Anti inflammatories and cortisone injections can give significant improvement. But they may only clear the symptoms not the cause, and benefits can be short lived.
Properly designed orthotics can give significant long term relief, however this does not always give immediate results.
Our expert Physiotherapists can significantly help this problem both in the short and long term.
Strapping is often an extremely useful method of decreasing the stress onto the attachment of the plantar fascia, giving the tissue a chance to heal. Local treatments such as electrotherapy can significantly reduce the inflammation. A full bio-mechanical assessment can highlight the main causes and how to correct them.
So next time patient mentions heel pain, don’t just treat the symptoms help fix the cause. Contact us.
The mid foot region is a complex structure comprising of the small tarsal bones and numerous supporting ligaments and tendons. One of these joints which commonly becomes problematic is the cuboid and its other articulations – this is known as “cuboid syndrome”.
Commonly “cuboid syndrome” is felt as a sharp consistent pain over the outer aspect of the foot. The pain tends to be worse with walking on the outer aspect of the foot or during the “toe off” phase of the walking/running cycle.
The cause of cuboid syndrome is varied but commonly it can be linked to poor foot biomechanics, especially over-pronation “flat arched feet” and sometimes subsequent to a severe ankle sprain. In the first instance the primary cause is due to the repeated pulling on the cuboid by the fibularis longus muscle which is located on the outer aspect of the lower leg.

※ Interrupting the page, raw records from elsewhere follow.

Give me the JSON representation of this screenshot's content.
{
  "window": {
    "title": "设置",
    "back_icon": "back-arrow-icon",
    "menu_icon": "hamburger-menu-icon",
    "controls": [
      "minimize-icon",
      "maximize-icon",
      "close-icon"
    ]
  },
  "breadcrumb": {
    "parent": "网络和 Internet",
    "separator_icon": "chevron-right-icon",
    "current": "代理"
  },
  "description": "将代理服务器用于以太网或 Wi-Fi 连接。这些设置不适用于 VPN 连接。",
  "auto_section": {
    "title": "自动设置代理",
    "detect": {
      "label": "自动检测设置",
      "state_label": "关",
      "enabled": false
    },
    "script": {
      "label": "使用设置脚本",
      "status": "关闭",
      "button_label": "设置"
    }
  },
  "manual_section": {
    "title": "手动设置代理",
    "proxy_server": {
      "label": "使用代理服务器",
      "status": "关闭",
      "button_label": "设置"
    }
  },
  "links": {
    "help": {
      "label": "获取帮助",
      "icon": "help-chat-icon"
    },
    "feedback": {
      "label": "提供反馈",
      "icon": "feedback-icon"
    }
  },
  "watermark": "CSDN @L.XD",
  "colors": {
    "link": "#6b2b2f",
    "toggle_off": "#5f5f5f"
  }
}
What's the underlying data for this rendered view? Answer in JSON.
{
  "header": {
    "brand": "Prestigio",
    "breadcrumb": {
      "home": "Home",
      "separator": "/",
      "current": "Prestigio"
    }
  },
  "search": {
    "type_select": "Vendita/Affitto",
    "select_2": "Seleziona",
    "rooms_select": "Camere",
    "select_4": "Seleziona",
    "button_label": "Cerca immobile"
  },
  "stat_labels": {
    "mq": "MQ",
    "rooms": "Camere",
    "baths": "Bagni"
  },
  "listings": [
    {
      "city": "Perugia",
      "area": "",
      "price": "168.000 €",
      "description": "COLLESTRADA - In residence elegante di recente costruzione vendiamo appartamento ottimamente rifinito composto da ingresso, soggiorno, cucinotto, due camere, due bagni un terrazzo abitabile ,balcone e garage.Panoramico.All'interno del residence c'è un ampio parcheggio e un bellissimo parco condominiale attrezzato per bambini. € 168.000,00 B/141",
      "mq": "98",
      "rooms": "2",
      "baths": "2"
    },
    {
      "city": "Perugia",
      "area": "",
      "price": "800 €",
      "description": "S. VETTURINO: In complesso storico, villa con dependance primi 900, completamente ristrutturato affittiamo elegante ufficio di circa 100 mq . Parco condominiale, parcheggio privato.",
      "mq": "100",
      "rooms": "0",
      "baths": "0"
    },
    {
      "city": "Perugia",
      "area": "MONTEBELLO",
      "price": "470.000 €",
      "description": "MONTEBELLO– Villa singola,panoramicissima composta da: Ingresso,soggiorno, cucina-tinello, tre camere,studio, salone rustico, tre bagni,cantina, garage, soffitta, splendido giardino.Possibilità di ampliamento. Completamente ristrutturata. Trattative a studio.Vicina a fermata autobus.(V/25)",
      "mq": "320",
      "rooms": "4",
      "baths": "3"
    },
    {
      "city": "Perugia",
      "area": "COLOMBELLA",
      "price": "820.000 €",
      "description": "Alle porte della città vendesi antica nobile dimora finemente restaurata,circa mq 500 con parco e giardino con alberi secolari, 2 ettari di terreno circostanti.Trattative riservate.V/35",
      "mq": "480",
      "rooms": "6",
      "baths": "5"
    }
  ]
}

Immediately after injury, treatment of cuboid syndrome involves reducing inflammation. This requires using the RICER regimen, and referral to an appropriate Sports Doctor and Physiotherapist.
WHAT TO DO
Treatment to maximise full rehabilitation following the onset of cuboid pain should involve:-
-Physiotherapy aimed at correcting any biomechanical problems.
-Physiotherapy to reduce joint inflammation and improve joint mobility. This will promote healing, full recovery and safe return to activity.